Back yonder when people sent letters (now quaintly referred to as snail mail), no one could reach you at all times. Phones were attached to walls, and cords had to be dragged into bedrooms for private, hushed convos. The dreaded mental condition of "email anxiety" had not yet been invented. This is the social media equivalent of constipation, of knowing your emails and texts are backed up. No wonder we are all walking around like we have an anvil on our backs, plinking at our devices, head down, oblivious to the blue sky and sunshine. Somehow it's imperative that we answer RIGHT NOW -- right at the restaurant, right in the middle of the coffee break, just as we are boarding the train. Why bother to go out at all? We all live a life continually undone, perpetually waiting for a reply.
Increasingly common is the sight of two young people dining out, each muted and bent by "BlackBerry hunch." That's just downright sad -- sadder than two old people chewing quietly with nothing to say at a Denny's buffet.
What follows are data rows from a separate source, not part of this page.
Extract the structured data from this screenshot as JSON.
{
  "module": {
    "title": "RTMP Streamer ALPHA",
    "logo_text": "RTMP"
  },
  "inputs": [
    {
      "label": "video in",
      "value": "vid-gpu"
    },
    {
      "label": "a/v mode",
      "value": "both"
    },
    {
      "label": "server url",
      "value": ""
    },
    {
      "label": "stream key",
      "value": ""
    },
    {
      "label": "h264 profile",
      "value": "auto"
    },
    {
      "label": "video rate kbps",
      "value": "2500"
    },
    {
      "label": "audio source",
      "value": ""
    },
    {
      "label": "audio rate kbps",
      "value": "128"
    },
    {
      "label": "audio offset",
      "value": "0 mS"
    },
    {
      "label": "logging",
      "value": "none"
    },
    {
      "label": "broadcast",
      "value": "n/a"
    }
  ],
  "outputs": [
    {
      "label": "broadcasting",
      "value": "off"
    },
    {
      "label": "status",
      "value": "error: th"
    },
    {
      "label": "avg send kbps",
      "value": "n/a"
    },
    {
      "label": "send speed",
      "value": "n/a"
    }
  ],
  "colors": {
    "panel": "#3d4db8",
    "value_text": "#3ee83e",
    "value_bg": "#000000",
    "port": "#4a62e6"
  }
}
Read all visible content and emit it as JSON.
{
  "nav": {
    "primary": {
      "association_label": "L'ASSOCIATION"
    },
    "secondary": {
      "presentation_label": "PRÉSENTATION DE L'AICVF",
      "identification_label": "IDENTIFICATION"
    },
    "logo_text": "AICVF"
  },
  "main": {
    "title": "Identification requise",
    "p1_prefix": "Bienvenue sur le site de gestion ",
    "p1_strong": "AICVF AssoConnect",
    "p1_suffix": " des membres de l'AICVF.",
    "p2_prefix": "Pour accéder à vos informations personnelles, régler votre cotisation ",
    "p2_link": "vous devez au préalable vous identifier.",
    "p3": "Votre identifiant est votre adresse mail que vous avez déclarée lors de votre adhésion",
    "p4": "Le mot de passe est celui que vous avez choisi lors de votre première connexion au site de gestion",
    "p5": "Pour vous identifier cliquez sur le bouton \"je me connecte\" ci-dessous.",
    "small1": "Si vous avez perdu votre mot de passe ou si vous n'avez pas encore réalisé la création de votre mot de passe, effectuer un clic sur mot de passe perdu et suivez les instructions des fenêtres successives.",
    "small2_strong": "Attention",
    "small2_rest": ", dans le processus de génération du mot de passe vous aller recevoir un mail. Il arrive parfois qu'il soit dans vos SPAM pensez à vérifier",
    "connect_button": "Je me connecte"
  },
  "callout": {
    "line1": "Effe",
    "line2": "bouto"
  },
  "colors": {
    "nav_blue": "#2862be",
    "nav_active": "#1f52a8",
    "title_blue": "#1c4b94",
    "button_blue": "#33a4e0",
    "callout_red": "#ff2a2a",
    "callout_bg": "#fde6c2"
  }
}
Some of you are asking, why can't you take a day or two or three and just not look at emails? Lay down your devices, you say. That's called a wilderness vacation. But to just do this in the midst of a workweek is a pretty tough thing to accomplish. And it has serious payback ramifications. Perhaps you can relate to the feeling of having gone out on a great date with your spouse or partner. You turn the key in the door, flush with laughter and the escape from routine, the promise of a little nookie to come, and WHAM -- all the lights are on, the babysitter hasn't yet put the kids to bed, the place is trashed and the dinner dishes are congealed on the stove. You're nodding. That's what would happen if I just "let it go." All the good feelings get erased in a nanosecond.
So here is my big idea.
I'm filing for email bankruptcy. This is not a novel idea. I remember reading an article about it years ago -- that was before my emails climbed to unprecedented heights. I thought the author was a whiner. He was inefficient; clearly he didn't have a balance in his life or his priorities straight. Now I think he was brilliant -- a prophet before his time.
About a month ago, I left my iPhone in a restaurant. No Good Samaritan emerged from this story -- it was New York City for Pete's sake. But whatever the new owner of my phone did that night, the next morning most of my inbox was mysteriously erased. After some panicked moments and two hours on the Apple help line, I came to the realization it was gone. And all at once a light went on. "So what?" said the light. Big honking deal! And you know what? Nothing bad happened. I didn't miss any deadlines. The people that wanted me just emailed again. They hadn't even realized I'd been playing hooky. They'd probably forgotten whose turn it was to LOL back. The cheesy chain letters that promise a piano will fall on your head if you don't pass it on, the YouTube links, the check-ins and the "tag you're it" emails: Poof, see ya. It felt ... AMAZING.
Ok, so maybe this freedom didn't last much more than two days. And maybe it did take half a day to be OK with it: to mourn the loss and to agonize over what really was important in there. But I got over it. I got used to it. I felt lighter, more unencumbered. I might have even whistled a little. And I decided that periodically I'm just going to do it. Just post a response declaring email bankruptcy: "Everything in my in-basket is gone. Get back to me if it's really important." Now that's what I call living.